Its distinctive 19th-century grid with chamfered corners, the Gaudí houses on Passeig de Gràcia (Casa Batlló and La Pedrera), the Sagrada Família, the city's best shopping, and a wealth of Modernisme architecture.
Is the Eixample a good place to stay?
It's the first-timer default — central, safe-feeling, beautifully walkable, with Gaudí at the door and the widest hotel selection in Barcelona. It's handsome and orderly rather than quaint; choose the old city if you want medieval atmosphere.
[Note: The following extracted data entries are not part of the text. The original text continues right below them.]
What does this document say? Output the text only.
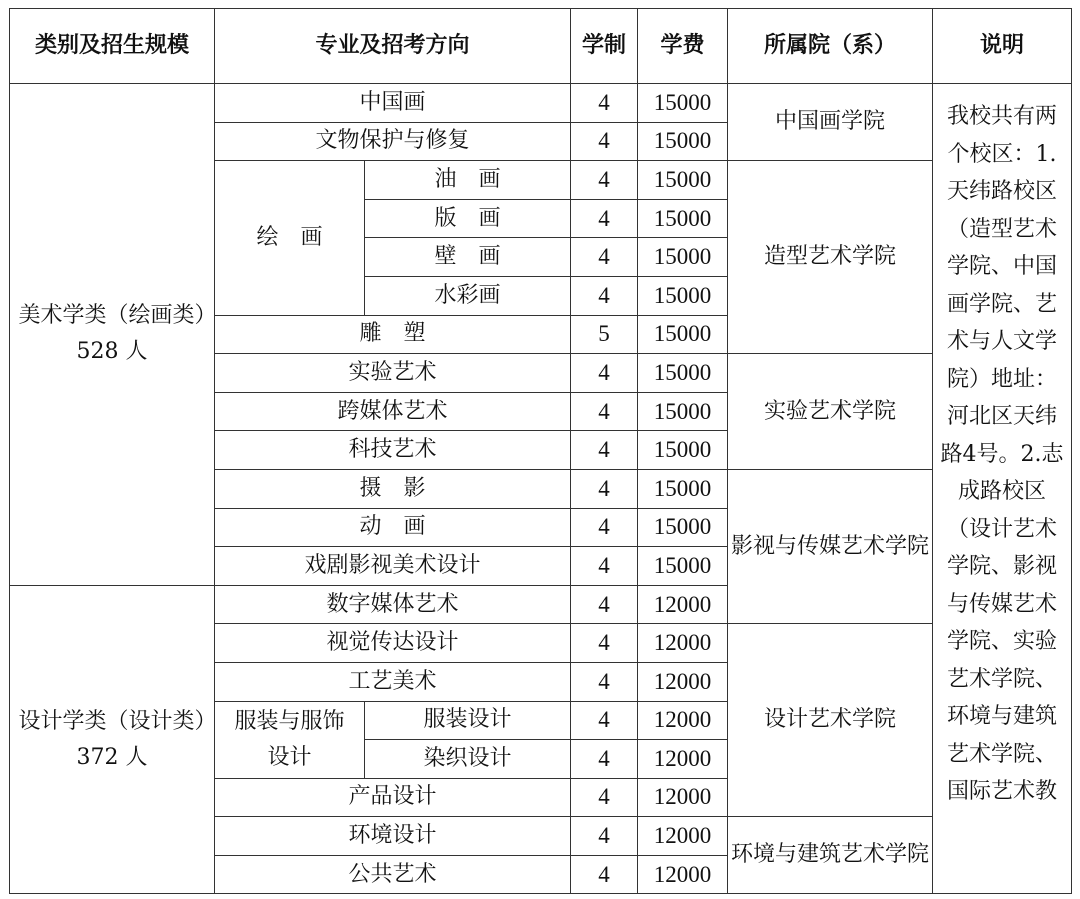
类别及招生规模	专业及招考方向		学制	学费	所属院（系）	说明
美术学类（绘画类）528 人	中国画		4	15000	中国画学院	我校共有两个校区：1.天纬路校区（造型艺术学院、中国画学院、艺术与人文学院）地址：河北区天纬路4号。2.志成路校区（设计艺术学院、影视与传媒艺术学院、实验艺术学院、环境与建筑艺术学院、国际艺术教
	文物保护与修复		4	15000		
	绘　画	油　画	4	15000	造型艺术学院	
		版　画	4	15000		
		壁　画	4	15000		
		水彩画	4	15000		
	雕　塑		5	15000		
	实验艺术		4	15000	实验艺术学院	
	跨媒体艺术		4	15000		
	科技艺术		4	15000		
	摄　影		4	15000	影视与传媒艺术学院	
	动　画		4	15000		
	戏剧影视美术设计		4	15000		
设计学类（设计类）372 人	数字媒体艺术		4	12000		
	视觉传达设计		4	12000	设计艺术学院	
	工艺美术		4	12000		
	服装与服饰设计	服装设计	4	12000		
		染织设计	4	12000		
	产品设计		4	12000		
	环境设计		4	12000	环境与建筑艺术学院	
	公共艺术		4	12000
How do you pronounce Eixample?
Roughly "eh-SHAM-pluh." It's Catalan for "expansion," referring to the 1860s grid built when the city expanded beyond its medieval walls.
Is the Eixample walkable?
Very, but deceptively large — the long straight avenues stretch further than they look, so use the metro for crossing distances. The grid is logical and easy to navigate once you orient to the sea-versus-mountain direction.
What's the difference between the Dreta and Esquerra?
The Dreta (right) is more upscale and holds the marquee sights and luxury shopping; the Esquerra (left) is more residential and local, with better-value dining and the heart of the city's LGBTQ+ scene.